Okay, it looks like some kind of stimulus bill spending near a trillion dollars is going to be passed soon. This is necessary. Consumers have stopped consuming. (Or reduced consumption significantly.) Demand is down, so production slows, and jobs disappear. Government spending (as opposed tax cuts, BTW) is the surest way to stimulate demand and create jobs and so increase consumer spending and consumption.

But don't we need to consume less? Aside from the lost jobs, might not that be a good thing for environmental reasons? In the long run, yes; it's necessary. But better we make the adjustments to a more sustainable economy gradually or at least consciously, in big reform responses to shocks to the system like the current one. The miseries in terms of job loss and poverty visited upon the vulnerable by doing nothing ab the current crisis are not something I want to see. The press mentions the possibility of 10% unemployment w/ a shudder. I don't know how dire that'd be; I lived through 11% in the early '80s and I don't remember much looting and killing. But what would 20% (it was supposed to have reached 27% at the depth of the Depression, and unemployment statistics are notoriously known to be lowball)look like? Protests in the streets, to be sure. More crime and violence, undoubtably. Child hunger? Impoverished seniors? Increased homelessness. Etc.

We want to rebuild now, get people back to work and spending, w/ programs/projects that move us towards a sustainable, green economy. And government spending is the best way to get the job started. Right now, the only way.
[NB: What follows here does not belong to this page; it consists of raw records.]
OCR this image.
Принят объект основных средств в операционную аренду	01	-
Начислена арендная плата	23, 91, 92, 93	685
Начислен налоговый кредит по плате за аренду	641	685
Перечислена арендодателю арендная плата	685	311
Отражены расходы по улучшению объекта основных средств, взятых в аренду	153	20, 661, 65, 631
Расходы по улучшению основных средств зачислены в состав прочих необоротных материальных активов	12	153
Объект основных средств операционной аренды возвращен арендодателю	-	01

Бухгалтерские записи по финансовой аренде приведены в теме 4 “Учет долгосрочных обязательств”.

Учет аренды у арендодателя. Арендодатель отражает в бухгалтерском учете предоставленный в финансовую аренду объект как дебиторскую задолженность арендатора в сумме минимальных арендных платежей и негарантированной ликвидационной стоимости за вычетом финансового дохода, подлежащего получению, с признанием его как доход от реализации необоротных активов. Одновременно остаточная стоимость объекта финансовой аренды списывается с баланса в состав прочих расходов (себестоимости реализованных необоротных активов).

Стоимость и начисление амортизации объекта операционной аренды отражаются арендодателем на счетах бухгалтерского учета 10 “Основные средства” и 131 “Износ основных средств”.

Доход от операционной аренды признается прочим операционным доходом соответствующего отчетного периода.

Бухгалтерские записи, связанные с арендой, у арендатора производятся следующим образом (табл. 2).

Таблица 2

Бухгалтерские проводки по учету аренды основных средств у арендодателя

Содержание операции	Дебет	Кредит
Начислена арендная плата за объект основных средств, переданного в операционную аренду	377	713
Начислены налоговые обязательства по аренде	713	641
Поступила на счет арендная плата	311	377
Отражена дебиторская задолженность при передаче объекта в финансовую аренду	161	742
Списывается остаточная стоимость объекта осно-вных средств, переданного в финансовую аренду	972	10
What I don't get is how come in the partisan stimulus debate there has been virtually no discernable talk ab what's going to be done ab fixing the financial markets that started the collapse?

Last night all the talking heads, from both sides, were going on ab how "ordinary Americans" feel ab the stimulus package, desires for jobs and tax cuts, fears of big government and deficits, etc. Right, people want jobs and job security, they want to know that what they have is still going to be worth something tomorrow. But what's hanging over the stimulus debate is the fact that Wall Street, the very people who started this titanic mess, have already been given hundreds of billions of dollars w/out any accountability; w/out any indication that the bailout fixed anything; without any sense that the bankers get that their wreckless gambling w/ "other people's money" is "shameful," unacceptable.(See link.)People want to know that this is not the foxes guarding the hen house.

The right has for the moment gained traction w/ their own standby, accusing Obama's plan of fatcat Liberal spending. Under the circumstances the argument is beyond stupid, it's dangerous. But they've been able to do this largely, I think, b/c ordinary Americans don't get why banks are getting hundreds of billions of dollars w/ no strings attached while working people continue to lose their jobs and homes. Limiting CEO salaries seems like the right thing to do, apoligizing for nominating a guy who has been in bed w/ the industry he's supposed to bring under control, okay, but this is little more than defensive PR window dressing.

The first thing Franklin Roosevelt did during the Great Depression was shut down the banks and have them audited. Then he started the Federal Deposit Insurance Corporation which, basically, required banks to hold at all times some percentage of their deposits. This is widely understood as returning stability and trust in the banking system. Not coincientally the crux of the present catastrophe has a similar ring: "loan originators retain no residual risk for the loans they make, but collect substantial fees on loan issuance, which causes unchecked degradation of underwriting standards." (Wiki) Let people play w/ other people's money and they will eventually gamble it away. Obviously, we need some new rules, and credible, transparent, independent enforcement of those rules. But nothing substantial is being done.

Ordinary Americans may not understand tranches and CDO swaps but they know that the build up to the current economic catastrophe has been an insider's game. Obama's economic team is all insiders but he got elected, at least in part, b/c he promised to change the way the government does business in Washington, to uncouple the unhealthy relationship betw big business and politics. He has believers in ordinary Americans but he needs to convince Wall Street before he loses Main Street. Do so and old arguments ab liberal spending versus tax cuts, supposedly hanging up the stimulus bill will stop getting in the way.